Uninformed: Informative Information for the Uninformed

Vol 8» 2007.Sep

Instruction Tier

Generalizing data flow information presupposes that there is data flow information to generalize. As such, a base set of data flow information must be collected first. For the purposes of this paper, the most specific data flow information is collected at the instruction tier using the Static Single Assignment (SSA) implementation provided by Microsoft's Phoenix framework, though other algorithms could just as well be used[11]. SSA is an elegant solution to the problem of representing data flow information in a flow-sensitive manner. Each definition and use of a given variable are defined in terms of a unique variable version which makes it possible to show clear, unambiguous data flow relationships. In cases where data flow information may merge along control flow paths, SSA makes use of a phi function which acts as a pseudo-instruction to represent the merge point. Obtaining distinct data flow paths at the instruction tier can be accomplished by traversing an SSA graph for a given procedure starting from each root variable, which have no prior definitions, and proceeding to each reachable leaf variable, which have no subsequent uses, are encountered along each data flow path. The end result of this traversal is the complete set of data flow paths found within the context of a given procedure.

One of SSA's limitations is that it is only designed to work intraprocedurally and therefore makes no effort to describe the behavior of passing data between procedures, such as through input and output parameters. In order to provide an accurate, distinct path data flow representation, one must take into account interprocedural data flow. One method of accomplishing this is to generalize the concept of SSA's phi function and use it represent formal parameters. In this way, the phi function can be used to represent data flow merges that happen as a result of data passing as input or output parameters when a procedure is called. A phi function can be created to represent each formal input and output parameter for a procedure, thus linking definitions of parameters at a call site to actual parameter uses in a callee. Reps, Horwitz, and Sagiv describe a concept similar to this[13].

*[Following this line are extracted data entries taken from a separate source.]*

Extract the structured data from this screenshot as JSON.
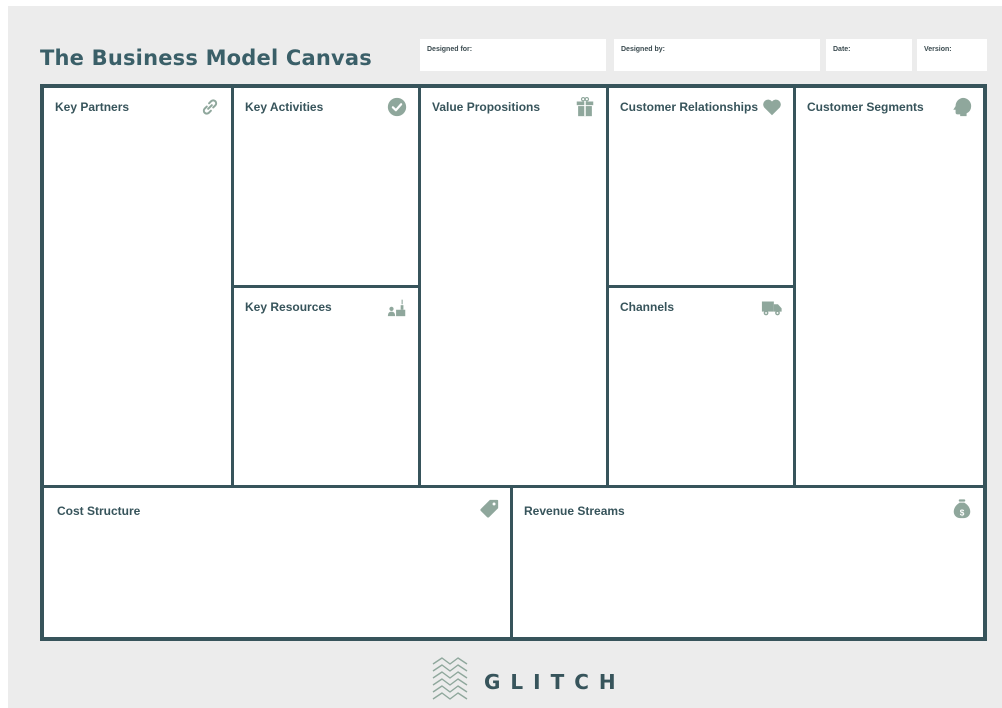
{
  "canvas": {
    "title": "The Business Model Canvas"
  },
  "meta": {
    "designed_for_label": "Designed for:",
    "designed_by_label": "Designed by:",
    "date_label": "Date:",
    "version_label": "Version:"
  },
  "blocks": {
    "key_partners": {
      "label": "Key Partners",
      "icon": "link-icon"
    },
    "key_activities": {
      "label": "Key Activities",
      "icon": "check-circle-icon"
    },
    "key_resources": {
      "label": "Key Resources",
      "icon": "resources-icon"
    },
    "value_propositions": {
      "label": "Value Propositions",
      "icon": "gift-icon"
    },
    "customer_relationships": {
      "label": "Customer Relationships",
      "icon": "heart-icon"
    },
    "channels": {
      "label": "Channels",
      "icon": "truck-icon"
    },
    "customer_segments": {
      "label": "Customer Segments",
      "icon": "head-icon"
    },
    "cost_structure": {
      "label": "Cost Structure",
      "icon": "price-tag-icon"
    },
    "revenue_streams": {
      "label": "Revenue Streams",
      "icon": "money-bag-icon"
    }
  },
  "footer": {
    "brand": "GLITCH",
    "logo_icon": "chevron-stack-logo"
  },
  "colors": {
    "frame": "#37545b",
    "icon": "#8fa79c",
    "title": "#3a5f68",
    "background": "#ececec"
  }
}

In addition to using phi functions to link the definitions and uses of formal parameters, it is also necessary to fracture data flow paths at call sites that are found within a procedure . This is necessary because data flow paths collected using SSA information will convey a relationship between the input parameters passed to a procedure and the output parameters returned by a procedure. This is the case because a call instruction at a call site appears to use input parameters and define output parameters, thus creating an implicit link between input and output parameters. Since SSA information is obtained intraprocedurally, it is not possible to know in advance whether or not an input parameter will influence an output parameter.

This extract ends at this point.